The issue is seen as a top priority within the bank, which yesterday reported its results for the first half of the year. One possibility being discussed in political circles is that the bank could tap its existing shareholders, such as Wilbur Ross, for cash to pay off the State’s preference shares before the March 31st deadline.
The Government took out the preference shares in 2009 and they pay a coupon of 10.25 per cent, or currently about €182 million annually. Under the terms of their issuance, if the preference shares are not paid back by March 31st next year an additional 25 per cent “step-up” liability is attached to the total sum owed.
“We are working on a range of options [in relation to the preference shares],” said Richie Boucher, the bank’s chief executive.
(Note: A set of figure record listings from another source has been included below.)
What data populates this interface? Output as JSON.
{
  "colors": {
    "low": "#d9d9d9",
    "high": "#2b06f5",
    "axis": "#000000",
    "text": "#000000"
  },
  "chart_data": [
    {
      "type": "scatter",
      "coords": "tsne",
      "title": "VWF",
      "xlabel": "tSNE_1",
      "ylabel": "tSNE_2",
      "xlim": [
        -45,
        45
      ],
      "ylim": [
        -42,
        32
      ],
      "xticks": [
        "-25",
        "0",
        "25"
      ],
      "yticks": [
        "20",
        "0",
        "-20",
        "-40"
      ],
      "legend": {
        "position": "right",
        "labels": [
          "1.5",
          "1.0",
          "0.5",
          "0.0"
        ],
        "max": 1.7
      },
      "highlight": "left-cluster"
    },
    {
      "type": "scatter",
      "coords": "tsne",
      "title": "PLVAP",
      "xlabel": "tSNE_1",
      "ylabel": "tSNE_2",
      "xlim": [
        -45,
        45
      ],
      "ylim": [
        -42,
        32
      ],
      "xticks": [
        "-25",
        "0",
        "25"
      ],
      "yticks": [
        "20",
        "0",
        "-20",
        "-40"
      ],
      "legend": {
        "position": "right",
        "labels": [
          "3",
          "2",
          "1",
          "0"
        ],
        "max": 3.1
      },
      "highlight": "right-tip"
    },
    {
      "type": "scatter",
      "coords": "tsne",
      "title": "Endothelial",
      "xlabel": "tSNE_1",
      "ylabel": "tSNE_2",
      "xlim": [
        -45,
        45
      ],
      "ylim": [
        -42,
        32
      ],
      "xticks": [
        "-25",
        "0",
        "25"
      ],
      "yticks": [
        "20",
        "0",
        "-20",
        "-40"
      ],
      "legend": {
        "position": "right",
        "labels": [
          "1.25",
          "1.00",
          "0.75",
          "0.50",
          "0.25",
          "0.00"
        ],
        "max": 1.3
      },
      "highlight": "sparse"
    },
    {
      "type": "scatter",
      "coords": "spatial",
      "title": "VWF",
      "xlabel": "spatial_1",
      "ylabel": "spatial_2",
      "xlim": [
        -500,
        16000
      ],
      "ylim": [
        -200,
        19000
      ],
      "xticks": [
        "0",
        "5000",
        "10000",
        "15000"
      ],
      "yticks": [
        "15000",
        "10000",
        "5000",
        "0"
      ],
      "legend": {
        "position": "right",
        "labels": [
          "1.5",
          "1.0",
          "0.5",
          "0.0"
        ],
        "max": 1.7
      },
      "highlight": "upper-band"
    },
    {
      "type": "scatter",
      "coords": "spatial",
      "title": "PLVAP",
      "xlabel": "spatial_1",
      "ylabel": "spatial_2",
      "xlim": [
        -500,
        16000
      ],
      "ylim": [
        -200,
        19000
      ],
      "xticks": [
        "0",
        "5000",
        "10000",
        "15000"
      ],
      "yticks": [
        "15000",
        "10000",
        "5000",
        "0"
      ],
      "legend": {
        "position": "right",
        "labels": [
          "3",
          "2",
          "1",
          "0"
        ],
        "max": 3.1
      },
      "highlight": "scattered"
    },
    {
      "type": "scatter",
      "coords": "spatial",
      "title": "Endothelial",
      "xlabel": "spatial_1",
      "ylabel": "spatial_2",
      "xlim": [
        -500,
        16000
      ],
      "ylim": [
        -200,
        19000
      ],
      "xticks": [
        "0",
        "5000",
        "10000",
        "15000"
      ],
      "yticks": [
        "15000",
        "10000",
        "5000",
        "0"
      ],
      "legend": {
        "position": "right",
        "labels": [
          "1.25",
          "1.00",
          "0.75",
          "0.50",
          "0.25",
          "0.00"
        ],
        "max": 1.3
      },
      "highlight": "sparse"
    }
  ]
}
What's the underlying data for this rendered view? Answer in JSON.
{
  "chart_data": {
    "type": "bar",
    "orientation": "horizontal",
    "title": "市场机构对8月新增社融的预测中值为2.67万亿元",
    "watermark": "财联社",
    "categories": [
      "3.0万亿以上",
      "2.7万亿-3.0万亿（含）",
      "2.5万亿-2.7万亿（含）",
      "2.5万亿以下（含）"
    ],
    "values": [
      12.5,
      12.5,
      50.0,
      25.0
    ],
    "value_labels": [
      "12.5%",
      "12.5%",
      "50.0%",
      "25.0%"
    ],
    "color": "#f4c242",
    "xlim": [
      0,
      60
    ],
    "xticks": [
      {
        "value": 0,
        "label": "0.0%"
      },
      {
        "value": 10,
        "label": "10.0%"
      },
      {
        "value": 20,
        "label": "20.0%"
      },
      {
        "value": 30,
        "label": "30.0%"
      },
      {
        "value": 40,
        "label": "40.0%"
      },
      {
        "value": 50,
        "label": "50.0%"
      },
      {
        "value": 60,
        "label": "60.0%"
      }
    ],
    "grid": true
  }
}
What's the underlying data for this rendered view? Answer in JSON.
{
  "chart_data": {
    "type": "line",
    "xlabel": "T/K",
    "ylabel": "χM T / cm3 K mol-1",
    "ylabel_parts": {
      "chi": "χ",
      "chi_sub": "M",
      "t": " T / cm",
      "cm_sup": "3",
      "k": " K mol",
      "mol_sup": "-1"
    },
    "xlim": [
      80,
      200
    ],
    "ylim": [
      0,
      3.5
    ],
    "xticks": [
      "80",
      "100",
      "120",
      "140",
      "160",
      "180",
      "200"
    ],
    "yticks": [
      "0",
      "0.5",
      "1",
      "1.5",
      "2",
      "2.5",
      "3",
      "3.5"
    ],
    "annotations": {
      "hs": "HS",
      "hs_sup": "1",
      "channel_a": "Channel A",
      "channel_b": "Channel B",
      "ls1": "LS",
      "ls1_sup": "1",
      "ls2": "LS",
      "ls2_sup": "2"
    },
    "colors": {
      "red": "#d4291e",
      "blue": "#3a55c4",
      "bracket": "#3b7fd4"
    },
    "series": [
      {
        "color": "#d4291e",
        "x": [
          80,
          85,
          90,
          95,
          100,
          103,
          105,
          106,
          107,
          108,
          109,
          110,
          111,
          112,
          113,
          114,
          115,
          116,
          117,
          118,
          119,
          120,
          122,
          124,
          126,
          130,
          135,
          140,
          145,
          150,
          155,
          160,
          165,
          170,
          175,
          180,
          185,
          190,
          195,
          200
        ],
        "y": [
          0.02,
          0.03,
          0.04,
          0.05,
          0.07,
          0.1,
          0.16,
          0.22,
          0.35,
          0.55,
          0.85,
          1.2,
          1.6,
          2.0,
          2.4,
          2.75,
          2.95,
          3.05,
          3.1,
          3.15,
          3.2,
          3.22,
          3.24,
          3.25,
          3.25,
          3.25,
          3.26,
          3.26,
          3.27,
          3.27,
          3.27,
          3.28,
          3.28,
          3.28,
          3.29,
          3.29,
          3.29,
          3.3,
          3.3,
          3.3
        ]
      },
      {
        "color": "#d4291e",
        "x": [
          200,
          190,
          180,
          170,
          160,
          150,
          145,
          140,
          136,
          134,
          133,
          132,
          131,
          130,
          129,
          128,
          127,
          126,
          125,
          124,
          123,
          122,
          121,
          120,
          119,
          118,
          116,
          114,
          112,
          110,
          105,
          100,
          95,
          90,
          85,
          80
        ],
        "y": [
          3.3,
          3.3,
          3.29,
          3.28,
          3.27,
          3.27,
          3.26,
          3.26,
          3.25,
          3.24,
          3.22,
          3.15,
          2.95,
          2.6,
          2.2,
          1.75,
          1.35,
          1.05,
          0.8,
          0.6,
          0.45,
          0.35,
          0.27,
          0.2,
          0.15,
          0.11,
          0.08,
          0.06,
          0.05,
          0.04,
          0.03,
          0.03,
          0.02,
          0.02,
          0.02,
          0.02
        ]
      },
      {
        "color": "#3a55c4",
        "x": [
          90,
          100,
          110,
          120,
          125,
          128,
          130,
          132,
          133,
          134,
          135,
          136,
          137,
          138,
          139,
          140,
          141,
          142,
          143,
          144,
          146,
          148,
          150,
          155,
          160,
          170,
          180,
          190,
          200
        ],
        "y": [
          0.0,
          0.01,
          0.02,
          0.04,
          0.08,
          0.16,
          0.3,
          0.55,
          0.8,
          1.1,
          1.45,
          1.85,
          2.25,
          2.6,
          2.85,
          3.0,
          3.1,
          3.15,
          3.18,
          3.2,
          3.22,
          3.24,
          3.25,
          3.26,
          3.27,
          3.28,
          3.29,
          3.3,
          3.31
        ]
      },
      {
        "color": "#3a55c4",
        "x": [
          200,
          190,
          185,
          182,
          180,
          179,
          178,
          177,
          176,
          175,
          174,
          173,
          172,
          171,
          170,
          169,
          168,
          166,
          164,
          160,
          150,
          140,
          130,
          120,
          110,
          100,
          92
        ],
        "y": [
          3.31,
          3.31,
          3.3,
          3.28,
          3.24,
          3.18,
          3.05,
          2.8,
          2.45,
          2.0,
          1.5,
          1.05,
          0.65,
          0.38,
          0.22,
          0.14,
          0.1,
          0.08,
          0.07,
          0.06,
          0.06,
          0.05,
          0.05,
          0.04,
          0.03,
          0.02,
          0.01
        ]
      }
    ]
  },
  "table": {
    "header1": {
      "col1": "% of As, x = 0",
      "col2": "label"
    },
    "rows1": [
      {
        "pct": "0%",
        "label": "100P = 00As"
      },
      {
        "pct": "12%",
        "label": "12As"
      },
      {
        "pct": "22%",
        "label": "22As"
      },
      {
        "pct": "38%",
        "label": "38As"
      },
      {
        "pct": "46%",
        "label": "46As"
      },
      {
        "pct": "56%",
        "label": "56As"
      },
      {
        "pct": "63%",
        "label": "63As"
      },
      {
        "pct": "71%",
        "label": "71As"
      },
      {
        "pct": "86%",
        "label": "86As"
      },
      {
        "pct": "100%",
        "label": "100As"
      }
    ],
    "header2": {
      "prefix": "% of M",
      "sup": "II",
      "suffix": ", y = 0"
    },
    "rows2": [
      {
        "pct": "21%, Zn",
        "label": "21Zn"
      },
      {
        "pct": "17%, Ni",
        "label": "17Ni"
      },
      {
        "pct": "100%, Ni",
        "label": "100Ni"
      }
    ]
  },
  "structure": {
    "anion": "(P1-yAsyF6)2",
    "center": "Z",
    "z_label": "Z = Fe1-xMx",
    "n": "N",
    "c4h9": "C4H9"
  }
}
He told a media briefing yesterday it was management’s preference to pay off the shares as soon as possible.
“It is psychologically important to our sense of self worth to repay the State. We like to pay our debts,” he said.
BOI is also barred from making dividend payments until the end of 2015, as long as the preference shares remain unredeemed. Andrew Keating, the bank’s chief financial officer, said the payment of dividends is “a factor” in its thinking as it formulates a preference share strategy.
The bank yesterday struck an upbeat tone as it delivered its interim results, which saw losses narrow from €1.26 billion a year ago to €504 million. BOI said it is moving “closer to profitability” and asserted that its four-year crisis had come to an end and it is nearing “normality”.
Its income over the first six months of the year rose 36 per cent to almost €1.2 billion. The bank’s net interest margin, a measurement of the profitability of its lending closely watched by investors, jumped from 1.3 per cent to 1.65 per cent.
Profits before making provisions for loan losses rose to €380 million, while the bank made a net loss after provisioning for the half-year period of €455 million, narrowing from €1.1 billion a year ago. The rate of growth in mortgage arrears is also showing signs of slowing down, although the figures are still rising.
About 10.5 per cent of owner-occupier loans are in arrears of 90 days or more, while 26 per cent of buy-to-lets are in similar difficulty.
Mr Boucher said the bank was being “selective about returning to commercial property lending. “We have to look at reputational risk, we are cognisant of what people think,” he said.
He said property lending would “always be a component of our business, but it has to be very measured. We have the lessons of the past burned into our hearts and our brains.”
The bank said it has repaid 70 per cent, or €24 billion, of the liquidity funding it has received from the European Central Bank.